I just keep reminding myself that it will all be with it once I graduate and this is the sacrifice that has to be made so now instead of complaining to him about all the things I have to do I just do it... I **** my mouth and do it because when its all said and done ill be the one with the degree making good money and living the life I know me and my kids deserve. Right now I am my own emotional support. We will do it!

Girl I just dont understand why guys feel as if they shouldnt have to help us women with the kids as if theyre not their responsibility to. So what if he works and pays all of the bills, you are in school doing something positive, not laying around looking cute and lazy. Sometimes you have to be your own support and turn negatives into positives. Good Luck girl

Blondie I went thru the same thing when I was in nursing school...i was second degree student,26 and had to move back with my parents during nursing ....they couldn't understand why I would want to go back to school for a ADN if I had a bachelors already or why I was constantly stressed about nursing school, working, volunteering or why i couldn't be around in family events...and like you most of my friends like 30 min away or were moving on with their lives getting married and having success careers...I went through a quarter life crisis...but taking to my sister and nursing friends helped. I mean I still didn't seem to have a life during nursing school but just know it gets better!I survived it and so will you...when nursing school is done you will feel relief and then on to the next challenge finding your first RN job :)

I'm sorry you're having a rough time. I'm in a different situation but also the loneliness is there. However, I now have a decent support system. My step-mom went through the same program and graduated in her 50's so she understands. I have a couple friends who understand I'm busy so we meet for brunch every couple months. I made some good friends in my program who totally understand because we're all in this together. So my advice at this point would be to work on your social network. sounds hard because you're so overwhelmed right now, but it will make a world of difference.
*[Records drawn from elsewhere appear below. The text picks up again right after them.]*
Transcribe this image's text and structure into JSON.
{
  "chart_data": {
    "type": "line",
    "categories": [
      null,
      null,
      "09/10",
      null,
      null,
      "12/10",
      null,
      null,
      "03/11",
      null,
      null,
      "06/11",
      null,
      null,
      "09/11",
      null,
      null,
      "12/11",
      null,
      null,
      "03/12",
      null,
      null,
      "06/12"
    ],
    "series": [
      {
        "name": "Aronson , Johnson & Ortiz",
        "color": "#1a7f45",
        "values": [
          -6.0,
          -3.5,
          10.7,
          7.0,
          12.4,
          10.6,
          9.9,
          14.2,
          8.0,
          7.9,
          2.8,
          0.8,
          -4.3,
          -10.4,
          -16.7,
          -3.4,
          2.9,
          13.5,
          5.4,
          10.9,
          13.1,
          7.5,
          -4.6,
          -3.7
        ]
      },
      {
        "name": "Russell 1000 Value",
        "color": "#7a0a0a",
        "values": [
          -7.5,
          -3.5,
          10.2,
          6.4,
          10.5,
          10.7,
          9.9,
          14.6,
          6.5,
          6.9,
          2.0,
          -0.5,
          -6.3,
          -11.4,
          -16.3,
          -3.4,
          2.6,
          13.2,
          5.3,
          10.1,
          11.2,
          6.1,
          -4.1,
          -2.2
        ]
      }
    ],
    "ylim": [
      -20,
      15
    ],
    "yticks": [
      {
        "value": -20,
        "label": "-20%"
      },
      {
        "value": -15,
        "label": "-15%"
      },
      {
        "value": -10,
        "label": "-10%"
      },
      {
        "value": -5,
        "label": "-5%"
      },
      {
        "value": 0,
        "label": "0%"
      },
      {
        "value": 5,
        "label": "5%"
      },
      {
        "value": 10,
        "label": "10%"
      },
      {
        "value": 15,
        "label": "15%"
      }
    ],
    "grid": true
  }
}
Also, be aware that the seasons are changing and this ALWAYS drains me. I have a little SAD (seasonal affective disorder) so I know I have to make an extra effort around this time to take care of myself. Make sure you're getting exercise and enough sleep (2 of the most important things in my life). Instead of hanging out at home, go to the library, go to a study group. remove yourself from the negativity as much as possible.

Take care, you can do this

I see where you are coming from. My family sounds similar to your family, and they are not very supportive. I know it is hard, but you should try to find a way to make some new friends. Join a group or start volunteering to meet new people. I feel that my mental and emotional wellbeing is just as important as doing well in school, so I make time for my friends. If you are a person of faith go to church or synagogue, even if you haven't been in a long time. Find an outlet outside of your family to be supportive. More than likely, your family is not going to change and start to be more supportive, so you have to find others to help you meet that need.

Girl I just dont understand why guys feel as if they shouldnt have to help us women with the kids as if theyre not their responsibility to. So what if he works and pays all of the bills, you are in school doing something positive, not laying around looking cute and lazy. Sometimes you have to be your own support and turn negatives into positives. Good Luck girl

Exactly. I tell him that all the time. His favorite quote. ."that's your job!" Excuse me?